From: Peter Olcott on 10 Apr 2010 10:55

"Jerry Coffin" <jerryvcoffin(a)yahoo.com> wrote in message
news:MPG.262a3ce2db0955b498985d(a)news.sunsite.dk...
> In article
> <2IydnTUFcvDQ2CLWnZ2dnUVZ_rmdnZ2d(a)giganews.com>,
> NoSpam(a)OCR4Screen.com says...
>
> [ ... ]
>
>> I am going to use four processes for the four different
>> levels of process priority. The High priority jobs will
>> be
>> assigned something like 80% of the CPU (relative to the
>> low
>> priority jobs) and the low priority jobs will each get
>> something like 7% of the CPU. Each of these processes
>> will
>> pull jobs from each of four FIFO queues. Some sort of
>> port
>> access might be better than a named pipe because each
>> port
>> access could be explicitly acknowledged when it occurs.
>> Shoving something in a named pipe does not provide this
>> benefit.
>
> This is a really bad idea. What you almost certainly want
> is a
> priority queue to hold the incoming tasks, with the
> "priority" for
> the queue based on a combination of the input priority and
> the
> arrival time. This will let a new input move ahead of some
> lower
> priority items as long as they arrived recently enough
> (for some
> definition of "recently enough") but also guarantees that
> a low
> priority task won't sit in the queue indefinitely -- at
> some point,
> it'll get to the front of the queue and be processed.
>
> This is simple, straightforward to implement, and fairly
> easy to be
> sure it works correctly. Despite it's *seeming*
> simplicity, the
> method you've outlined is none of the above -- quite the
> contrary,
> it's a recipe for putting another 10 years (or more) of
> work into
> getting your process synchronization to work.
>
> --
> Later,
> Jerry.

I don't see why the processes would have to synchronize at
all each one handles exactly one job and their is no
dependency that I am aware of either between jobs, or on any
shared resource.

My other idea was to have the lower priority processes
simply yield, putting themselves to sleep when any higher
priority job arrives.

I have got opinions on both sides of this where each expert
thinks that the other's idea is simply stupid without ever
bothering to completely explain what is stupid about it. In
both cases the local expert said that the other expert's
idea was bad because of priority inversion.

When each of these experts has equal credibility, I must
have a lot more detailed explanation as the tie breaker.

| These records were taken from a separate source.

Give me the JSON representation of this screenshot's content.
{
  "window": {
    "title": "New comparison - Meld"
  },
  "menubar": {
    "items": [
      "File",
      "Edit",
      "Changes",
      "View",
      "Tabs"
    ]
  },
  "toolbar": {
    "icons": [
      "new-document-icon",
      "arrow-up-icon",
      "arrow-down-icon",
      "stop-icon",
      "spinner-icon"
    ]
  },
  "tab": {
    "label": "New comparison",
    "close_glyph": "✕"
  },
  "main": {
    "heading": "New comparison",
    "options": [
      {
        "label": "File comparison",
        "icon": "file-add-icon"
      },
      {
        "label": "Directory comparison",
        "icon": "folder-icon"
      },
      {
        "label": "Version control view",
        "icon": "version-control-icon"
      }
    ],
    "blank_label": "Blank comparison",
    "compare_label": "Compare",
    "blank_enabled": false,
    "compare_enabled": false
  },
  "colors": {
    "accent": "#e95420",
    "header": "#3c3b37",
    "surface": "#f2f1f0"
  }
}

From: Hector Santos on 10 Apr 2010 14:40

Peter Olcott wrote:

> "Jerry Coffin" <jerryvcoffin(a)yahoo.com> wrote in message
> news:MPG.262a3ce2db0955b498985d(a)news.sunsite.dk...
>> In article
>> <2IydnTUFcvDQ2CLWnZ2dnUVZ_rmdnZ2d(a)giganews.com>,
>> NoSpam(a)OCR4Screen.com says...
>>
>> [ ... ]
>>
>>> I am going to use four processes for the four different
>>> levels of process priority. The High priority jobs will
>>> be
>>> assigned something like 80% of the CPU (relative to the
>>> low
>>> priority jobs) and the low priority jobs will each get
>>> something like 7% of the CPU. Each of these processes
>>> will
>>> pull jobs from each of four FIFO queues. Some sort of
>>> port
>>> access might be better than a named pipe because each
>>> port
>>> access could be explicitly acknowledged when it occurs.
>>> Shoving something in a named pipe does not provide this
>>> benefit.
>> This is a really bad idea. What you almost certainly want
>> is a
>> priority queue to hold the incoming tasks, with the
>> "priority" for
>> the queue based on a combination of the input priority and
>> the
>> arrival time. This will let a new input move ahead of some
>> lower
>> priority items as long as they arrived recently enough
>> (for some
>> definition of "recently enough") but also guarantees that
>> a low
>> priority task won't sit in the queue indefinitely -- at
>> some point,
>> it'll get to the front of the queue and be processed.
>>
>> This is simple, straightforward to implement, and fairly
>> easy to be
>> sure it works correctly. Despite it's *seeming*
>> simplicity, the
>> method you've outlined is none of the above -- quite the
>> contrary,
>> it's a recipe for putting another 10 years (or more) of
>> work into
>> getting your process synchronization to work.
>>
>> --
>> Later,
>> Jerry.
>
> I don't see why the processes would have to synchronize at
> all each one handles exactly one job and their is no
> dependency that I am aware of either between jobs, or on any
> shared resource.

So we are back to separated processes which is the real the only
design you are capable of producing because

a) You have to write pthreads for linux, and thats hard.
b) You have to write pmaps for linux, and thats hard.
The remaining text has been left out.